MERSİN
Giriş Tarihi : 22-12-2020 09:40   Güncelleme : 22-12-2020 14:31

İZALE-İ ŞUYU (ORTAKLIĞIN GİDERİLMESİ) DAVASI NEDİR ?

Merhaba sevgili okurlar. Bu hafta köşemizde hisseli arazilerin, hissedarlar arasında paydaşlığın artık çekilemez hal alması nedeniyle sonladırılması davası olan yani ortaklığın giderilmesi davasından bahsedeceğiz.

   İZALE-İ ŞUYU (ORTAKLIĞIN GİDERİLMESİ) DAVASI NEDİR ?

 

         Malumunuz yaşamadığımız coğrafyada mülkiyetimiz olan araziler, genelde mirastan kaynaklı olduğu için bir çok hissedar barındırmaktadır. Yada hisseli arazimizde kendi payımız olan araziyi tam olarak kullanamamaktayız. Bu sebeple bu tür ilişkilerin mahkeme kararı ile sonlandırılmasına olanak veren izale-i şuyu yani ortaklığın giderilmesi davası hakkında sizlere elimden geldiğince kısaca anlatmaya çalışacağım.

            İzale-i Şuyu veya ortaklığın giderilmesi davası, paylı veya elbirliği mülkiyetine konu taşınır veya taşınmaz malda ortaklar arasındaki paydaşlığa son vererek kişisel mülkiyete geçişi sağlayan, davanın tüm tarafları için benzer sonuçlar doğuran bir dava türüdür.

Ortaklığın Giderilmesi Davası Kime Karşı Açılır?

            Ortaklığın giderilmesi davası, taşınır veya taşınmaza ortak olan tüm paydaşlara karşı açılır. Herhangi bir paydaş taşınır veya taşınmaz maldaki ortaklığa son verilerek ortaklığın bitirilmesini talep edebilir. Paydaşlar, kendi aralarında malı nasıl pay edeceklerine dair bir anlaşma (rızai taksim) yaparak ortaklığa son verebilirler. Anlaşma yoluyla ortaklık sonlandırılamaz ise, paydaşlardan biri diğer tüm paydaşlar aleyhine izale-i şuyu davası açarak dava yoluyla ortaklığın giderilmesini yani satışını yada aynen taksimini isteyebilir.

 

            Tüm paydaşların ortaklığın giderilmesi davasında yer alması zorunludur. Paydaşlardan birinin ölümü halinde mirasçılık belgesinde ismi geçen tüm mirasçıların davaya dahil edilmesi gerekir. Tüm ortaklar davaya dahil edilmeden davanın sonuçlandırılması mümkün değildir.

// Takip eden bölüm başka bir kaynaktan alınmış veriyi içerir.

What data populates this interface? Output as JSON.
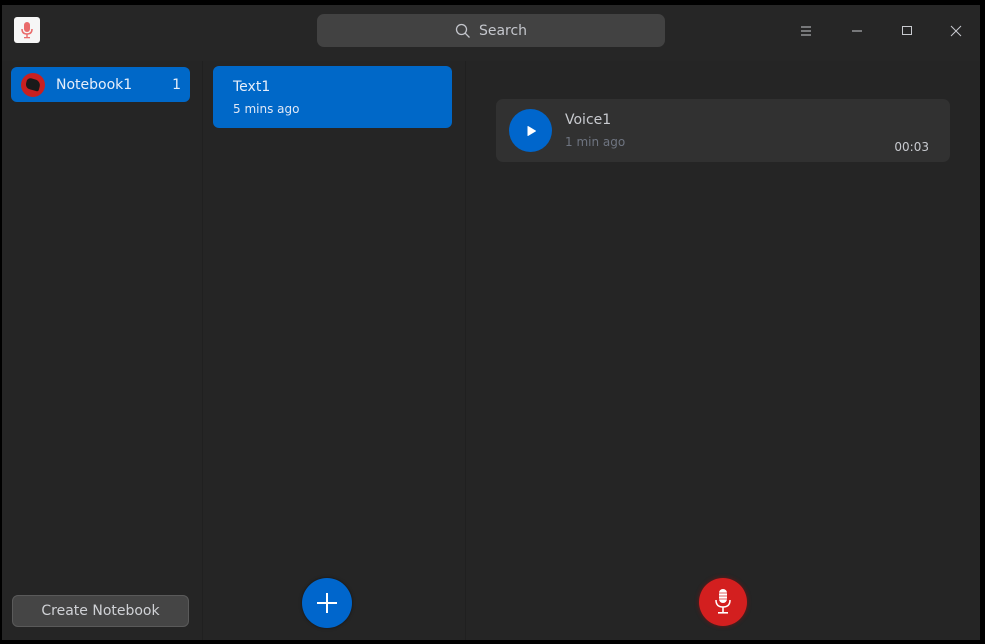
{
  "titlebar": {
    "search_placeholder": "Search",
    "icons": {
      "app": "voice-notes-app-icon",
      "search": "search-icon",
      "menu": "hamburger-menu-icon",
      "minimize": "minimize-icon",
      "maximize": "maximize-icon",
      "close": "close-icon"
    }
  },
  "sidebar": {
    "notebooks": [
      {
        "name": "Notebook1",
        "count": "1",
        "selected": true
      }
    ],
    "create_button_label": "Create Notebook"
  },
  "notes_list": {
    "items": [
      {
        "title": "Text1",
        "time": "5 mins ago",
        "selected": true
      }
    ],
    "add_button_icon": "plus-icon"
  },
  "detail": {
    "voice_items": [
      {
        "title": "Voice1",
        "time": "1 min ago",
        "duration": "00:03"
      }
    ],
    "record_button_icon": "microphone-icon"
  },
  "colors": {
    "accent": "#0068c8",
    "record": "#d31f1f",
    "background": "#252525",
    "card": "#313131"
  }
}
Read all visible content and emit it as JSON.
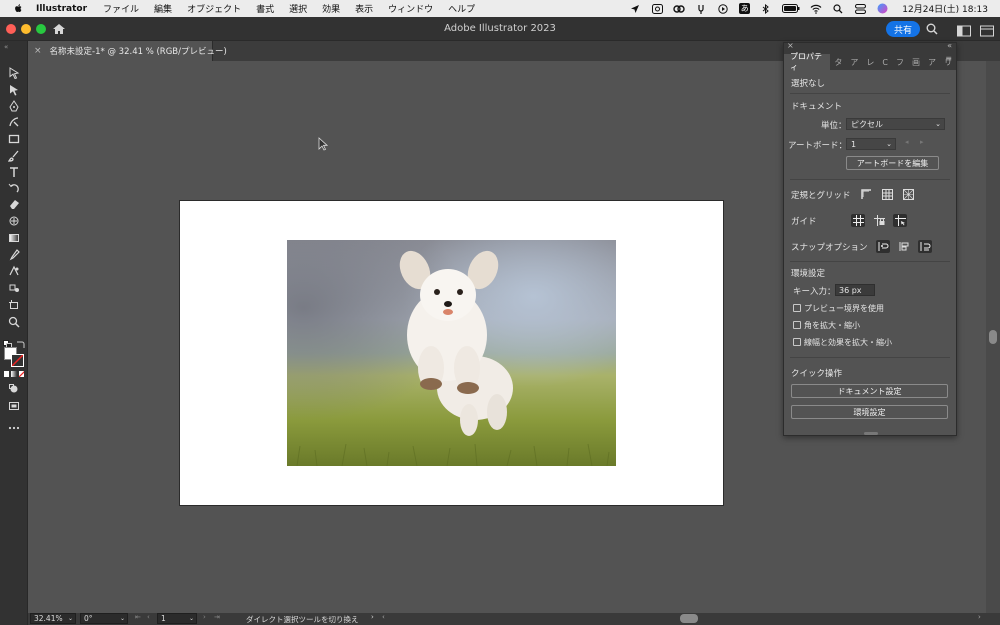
{
  "menubar": {
    "app_name": "Illustrator",
    "items": [
      "ファイル",
      "編集",
      "オブジェクト",
      "書式",
      "選択",
      "効果",
      "表示",
      "ウィンドウ",
      "ヘルプ"
    ],
    "ime_label": "あ",
    "datetime": "12月24日(土)  18:13"
  },
  "titlebar": {
    "title": "Adobe Illustrator 2023",
    "share_label": "共有"
  },
  "document_tab": {
    "title": "名称未設定-1* @ 32.41 % (RGB/プレビュー)",
    "close": "×"
  },
  "panel": {
    "tabs": [
      "プロパティ",
      "タ",
      "ア",
      "レ",
      "C",
      "フ",
      "画",
      "ア",
      "リ"
    ],
    "selection_status": "選択なし",
    "document_heading": "ドキュメント",
    "units_label": "単位：",
    "units_value": "ピクセル",
    "artboard_label": "アートボード：",
    "artboard_value": "1",
    "edit_artboards_button": "アートボードを編集",
    "rulers_grids_label": "定規とグリッド",
    "guides_label": "ガイド",
    "snap_options_label": "スナップオプション",
    "preferences_heading": "環境設定",
    "key_increment_label": "キー入力：",
    "key_increment_value": "36 px",
    "checkbox_preview_bounds": "プレビュー境界を使用",
    "checkbox_scale_corners": "角を拡大・縮小",
    "checkbox_scale_strokes": "線幅と効果を拡大・縮小",
    "quick_actions_heading": "クイック操作",
    "document_setup_button": "ドキュメント設定",
    "preferences_button": "環境設定"
  },
  "statusbar": {
    "zoom": "32.41%",
    "rotation": "0°",
    "artboard_number": "1",
    "tool_hint": "ダイレクト選択ツールを切り換え"
  },
  "colors": {
    "accent": "#1473e6",
    "canvas_bg": "#535353",
    "chrome_dark": "#323232"
  }
}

Ortaklığın Giderilmesi Davası Hangi Mahkemede Açılır ?

            Ortaklığın giderilmesi (izale-i şüyu) davasında yetkili mahkeme taşınmaz malın bulunduğu yer mahkemesidir. Görevli mahkeme ise Sulh Hukuk Mahkemesi’dir. Örneğin, taşınmaz mal Erdemli’de bulunuyorsa ortaklığın giderilmesi davasında yetkili ve görevli mahkeme Erdemli Sulh Hukuk Mahkemesi’dir.

Ortaklığın Giderilmesi Davasında Mahkeme Harç ve Giderleri Nelerdir ?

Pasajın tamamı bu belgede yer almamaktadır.